The parties agree that venue of this suit is proper in Escambia County under section 47.011, Florida Statutes (1989), only if the cause of action alleged in count two accrued there. The parties also agree that since the cause of action alleged in count two is based on an alleged failure to pay money due under a contract, such cause of action accrued in the county where the payment was to be made.1 Crescent Beach, Inc. v. Jarvis, 435 So.2d 396 (Fla. 5th DCA 1983). Carter argues that the cause of action accrued in Duval County when he allegedly failed to repay the loan at the place of payment specified in the note. Fleming disagrees, stating that he is now the holder and owner of the note, that he has designated Escambia County as the place of payment, and that the cause of action accrued in Escambia County when appellant failed to reimburse him in that county.
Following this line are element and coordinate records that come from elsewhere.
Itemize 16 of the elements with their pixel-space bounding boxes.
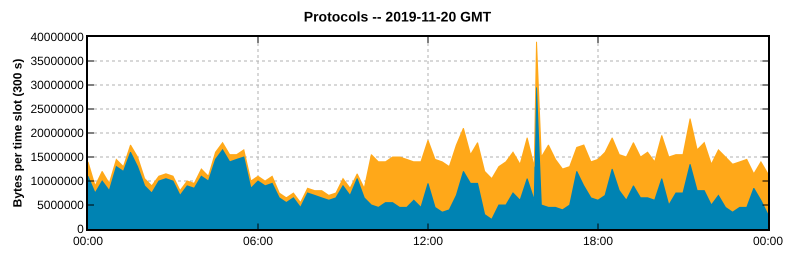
y-tick-label: 20000000 — [30, 126, 84, 140]
chart-title: Protocols -- 2019-11-20 GMT — [304, 8, 492, 24]
y-tick-label: 15000000 — [30, 150, 84, 164]
y-tick-label: 5000000 — [37, 198, 84, 212]
x-tick-label: 06:00 — [242, 234, 274, 248]
y-tick-label: 30000000 — [30, 78, 84, 92]
y-tick-label: 0 — [77, 222, 84, 236]
x-tick-label: 00:00 — [72, 234, 104, 248]
y-axis-title: Bytes per time slot (300 s) — [10, 58, 24, 208]
y-tick-label: 40000000 — [30, 30, 84, 44]
y-tick-label: 10000000 — [30, 174, 84, 188]
y-tick-label: 35000000 — [30, 54, 84, 68]
y-tick-label: 25000000 — [30, 102, 84, 116]
x-tick-label: 00:00 — [752, 234, 784, 248]
x-tick-label: 12:00 — [412, 234, 444, 248]
x-tick-label: 18:00 — [582, 234, 614, 248]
In determining this issue, we need look only to the complaint itself and the promissory note annexed thereto. Count two alleges that the debt Carter owes to Fleming due to Fleming’s repayment of the loan to First Trust was “due and payable in Es-cambia County, Florida.” The promissory note states that the debt was to be paid to First Trust in Jacksonville (Duval County), “or such other place as the holder of this note may from time to time designate.” The complaint does not allege that, prior to Carter’s breach for nonpayment, First Trust, Fleming, or any other holder in due course ever redesignated Escambia County as the place of payment in lieu of the designation of Duval County in the note. The general allegation in the complaint that payment was due and payable in Es-cambia County does not negate the clear provision in the contract that payment was to be made in Duval County in the absence of an allegation of specific fact that a holder in due course of the note redesignated the place of payment to Escambia County in accordance with the terms of the contract prior to Carter’s default. See Striton Properties v. Jacksonville Beach, 533 So.2d 1174 (Fla. 1st DCA 1988); Health Application Systems, Inc. v. Hartford Life and Accident Insurance Company, 381 So.2d 294 (Fla. 1st DCA 1989); H. Trawick, Trawick’s Florida Practice and Procedure § 6-15 (1985 ed.). Because the promissory note designated Duval County as the place of payment and the complaint contains no allegation of fact that prior to Carter’s breach for nonpayment a holder in due course of the note designated another place of payment, the cause of action alleged in count two could only have accrued in Duval County. Thus, the trial court abused its discretion in ruling that proper venue for count two lies in Escambia Coun*537ty. See Adams v. Knabb Turpentine Co., 435 So.2d 944 (Fla. 1st DCA 1983) (abuse of discretion is the standard of review applicable to a determination of venue).

The appealed order is reversed and the cause remanded with directions to treat the motion to abate the action for improper venue as a motion to transfer, Franklin v. Sherwood Park, Ltd. Inc., 380 So.2d 1323 (Fla. 3d DCA 1980); Ryder Leasing, Inc. v. Jorge, 168 So.2d 548 (Fla. 3d DCA 1964), and transfer the action in accordance with Rule 1.060, Fla.R.Civ.P. (1990), to Duval County.

REVERSED AND REMANDED.

SHIVERS, C.J., and JOANOS, J., concur.

. For the purpose of arguing this issue, appellant assumed the accrual of a cause of action.